Namun, kaum Druze juga mempunyai beberapa tradisi. Setiap April, banyak kaum Druze yang mengunjungi tempat suci nabi Yitro (tokoh dalam Alkitab sebagai ayah mertua nabi Musa). Selain itu, penganutnya harus mengikuti beberapa adat istiadat tambahan, seperti mengenakan surban atau peci putih untuk laki-laki dan jilbab putih untuk perempuan, serta menghadiri pertemuan keagamaan pada Kamis malam.
5. Peran kaum Druze dalam politik

Setelah kematian khalifah Druze, Al-Hakim Biamrillah pada abad ke-12, kaum Druze masih mengikuti sistem kepercayaan mereka meskipun ada beberapa upaya untuk memperkuat ortodoksi. Dalam sejarahnya, kaum Druze punya reputasi sebagai pejuang tangguh dan penyintas yang gigih, lho. Adapun, mereka menetap di wilayah pegunungan Levant atau Dataran Tinggi Golan.
Kaum Druze pernah bertempur secara sengit melawan Tentara Salib Eropa selama Abad Pertengahan dan berani menghadapi pendudukan (penjajahan). Kaum Druze menjadi pemberontak di bawah Kekaisaran Ottoman. Di sisi lain, selama mandat Prancis, salah satu tokoh berpengaruh Druze, Sulṭān al-Aṭrash, punya peran penting dalam memimpin pemberontakan Suriah melawan kendali Eropa.

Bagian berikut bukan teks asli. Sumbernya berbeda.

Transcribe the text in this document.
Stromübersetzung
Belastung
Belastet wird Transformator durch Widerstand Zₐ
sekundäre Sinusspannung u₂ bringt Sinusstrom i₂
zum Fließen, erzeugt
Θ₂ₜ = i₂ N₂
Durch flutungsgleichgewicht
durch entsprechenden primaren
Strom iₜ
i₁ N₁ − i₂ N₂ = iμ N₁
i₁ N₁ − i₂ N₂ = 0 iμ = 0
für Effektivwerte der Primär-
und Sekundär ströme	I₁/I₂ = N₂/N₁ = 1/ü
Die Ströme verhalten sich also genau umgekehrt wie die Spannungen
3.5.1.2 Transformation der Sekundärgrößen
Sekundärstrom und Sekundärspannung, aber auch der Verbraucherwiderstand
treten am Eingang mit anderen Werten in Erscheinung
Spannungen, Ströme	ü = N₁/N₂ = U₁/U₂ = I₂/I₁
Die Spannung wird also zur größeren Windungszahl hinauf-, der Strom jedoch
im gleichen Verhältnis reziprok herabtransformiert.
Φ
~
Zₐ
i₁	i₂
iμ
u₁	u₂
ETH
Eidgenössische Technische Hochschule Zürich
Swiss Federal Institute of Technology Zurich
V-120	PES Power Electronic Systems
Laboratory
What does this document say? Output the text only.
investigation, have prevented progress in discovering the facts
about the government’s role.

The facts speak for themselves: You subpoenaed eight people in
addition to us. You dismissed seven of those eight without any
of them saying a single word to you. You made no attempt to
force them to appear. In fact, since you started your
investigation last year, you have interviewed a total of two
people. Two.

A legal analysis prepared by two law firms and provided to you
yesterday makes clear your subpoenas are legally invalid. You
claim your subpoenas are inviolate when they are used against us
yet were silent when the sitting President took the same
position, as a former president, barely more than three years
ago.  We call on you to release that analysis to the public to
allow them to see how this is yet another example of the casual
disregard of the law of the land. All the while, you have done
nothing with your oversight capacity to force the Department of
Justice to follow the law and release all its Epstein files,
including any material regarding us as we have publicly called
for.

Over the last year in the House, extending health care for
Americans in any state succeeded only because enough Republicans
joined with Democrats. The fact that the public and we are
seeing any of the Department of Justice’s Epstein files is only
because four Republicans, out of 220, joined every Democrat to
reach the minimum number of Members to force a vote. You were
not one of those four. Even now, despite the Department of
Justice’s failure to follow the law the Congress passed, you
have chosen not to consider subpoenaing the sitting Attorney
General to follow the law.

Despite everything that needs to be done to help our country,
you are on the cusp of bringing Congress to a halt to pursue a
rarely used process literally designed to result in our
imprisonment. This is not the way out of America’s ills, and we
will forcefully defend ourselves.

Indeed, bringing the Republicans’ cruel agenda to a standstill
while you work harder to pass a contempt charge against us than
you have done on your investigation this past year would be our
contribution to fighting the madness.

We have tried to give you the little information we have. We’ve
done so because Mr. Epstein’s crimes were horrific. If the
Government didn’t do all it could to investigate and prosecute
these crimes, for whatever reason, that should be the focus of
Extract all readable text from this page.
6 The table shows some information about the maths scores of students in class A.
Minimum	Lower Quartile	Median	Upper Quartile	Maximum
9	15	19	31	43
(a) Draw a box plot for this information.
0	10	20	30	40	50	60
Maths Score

Kekuatan dan keuletan kaum Druze menjadikan mereka sekutu yang patut ditiru dalam sebuah konflik wilayah. Di Israel, kaum Druze berhasil mempertahankan hubungan persaudaraan dengan komunitas Yahudi dan memihak Yahudi selama Perang Arab-Israel. Baru-baru ini, kaum Druze bahkan memiliki batalion mereka sendiri yang bernama Herev, atau Batalion Pedang di tentara Israel.
Dalam sejarah yang lebih baru, kaum Druze juga merupakan salah satu dari banyak faksi yang terlibat dalam Perang Saudara Lebanon yang berlangsung selama 15 tahun. Mereka memiliki milisi yang beranggotakan 5.000 orang. Jadi bisa dibilang kaum Druze ini punya sejarah dan pengalaman yang gak main-main.
Meskipun kelompok minoritas ini tinggal di bawah wilayah yang dikuasai Israel, budaya dan bahasa kaum Druze adalah Arab. Biarpun begitu, kaum Druze menentang nasionalisme Arab arus utama pada 1948. Sejak saat itu pula, pemuda dari kaum Druze direkrut Israel untuk wajib militer bersama Israel Defense Forces (IDF) dan Polisi Perbatasan. Meskipun begitu, kaum Druze terpolarisasi sejak Israel menguasai Dataran Tinggi Golan. Ada yang mendukung, ada pula yang menentangnya.